If $p$ is a polynomial and $p(A) = 0$, then it can be deduced that the eigenvalues of $A$ are roots of $p$. (As noted in other answers and comments, it does not necessarily follow that every root of $p$ is an eigenvalue of $A$.)

Proof: Let $\lambda$ be an eigenvalue of $A$. By definition, there is a nonzero vector $v$ with $Av = \lambda v$. From $Av = \lambda v$ it follows that $A^2 v = A(Av) = A(\lambda v) = \lambda(Av) = \lambda^2 v$, that $A^3 v = A(A^2 v) = A(\lambda^2 v) = \lambda^2 Av = \lambda^3 v$, and more generally $A^n v = \lambda^n v$ for any positive integer $n$, which implies that $q(A) v = q(\lambda) v$ for every polynomial $q$. Taking $q = p$ to be the polynomial for which $p(A) = 0$, we deduce that $0 v = p(\lambda) v$, which implies that $p(\lambda) v = 0$, which (since $v$ is a nonzero vector) implies that $p(\lambda) = 0$, i.e., that $\lambda$ is a root of $p$.

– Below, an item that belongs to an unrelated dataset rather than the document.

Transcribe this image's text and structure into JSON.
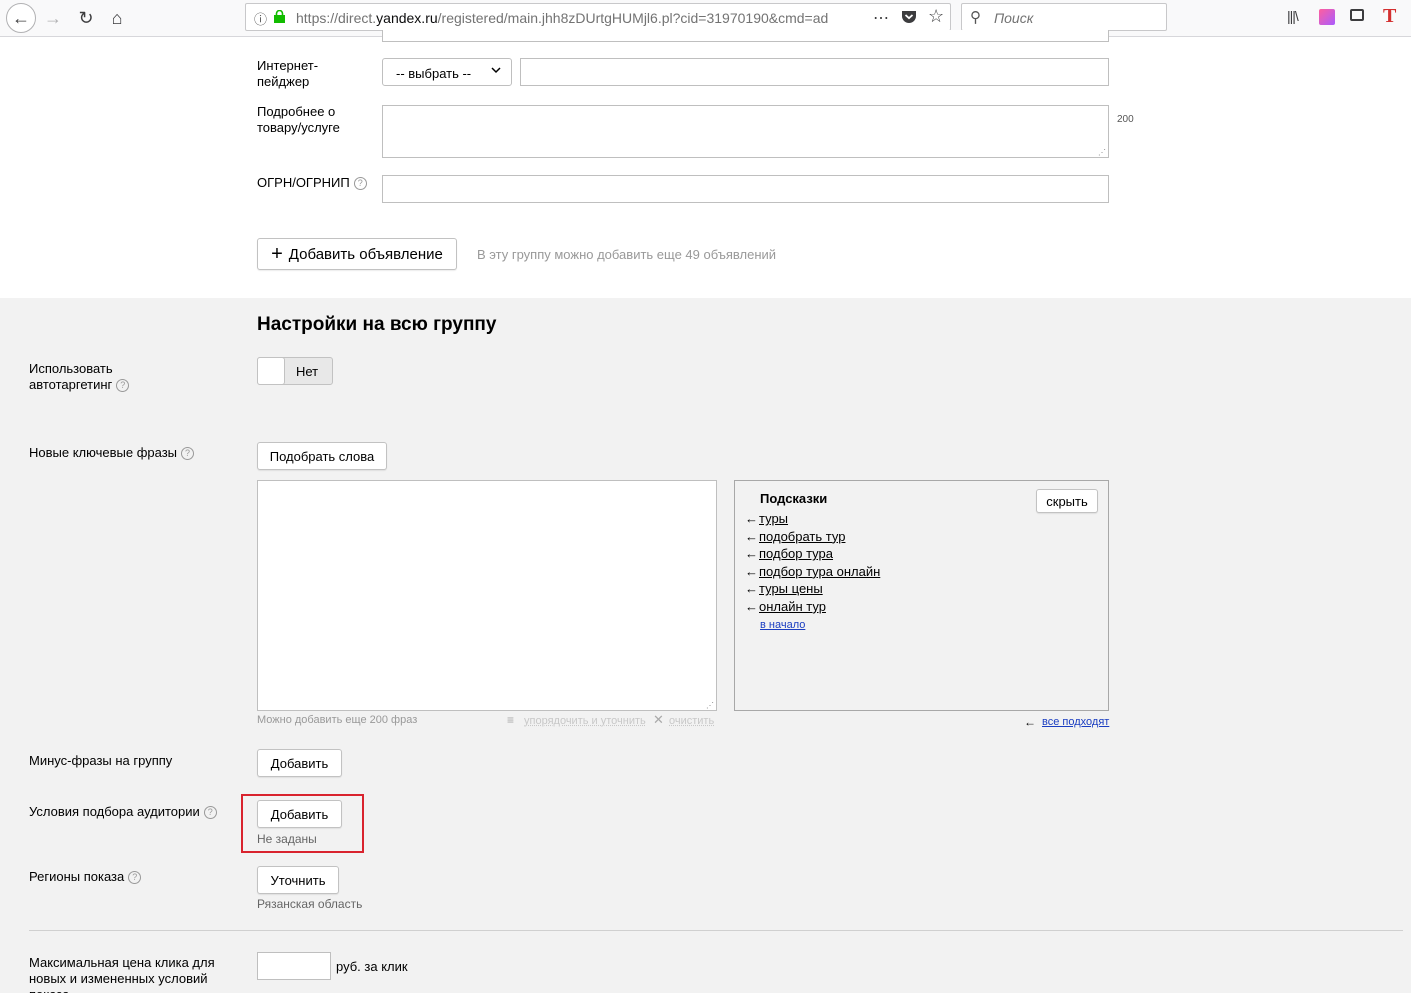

Note that this argument requires only the definition of "eigenvector" and not the theory of polynomials. In particular, we do not need to know that there exists a "minimal" polynomial of $A$, or identify how other polynomials relate to it. But that broader theory is certainly crucial to a general understanding of operators and the polynomial relations that they satisfy.

The answser to this question is no. This is due to the fact that if a matrix is a root of some some arbitrary polynomial f(n), that implies that f(n) is a multiple of the minimal polynomial of that matrix.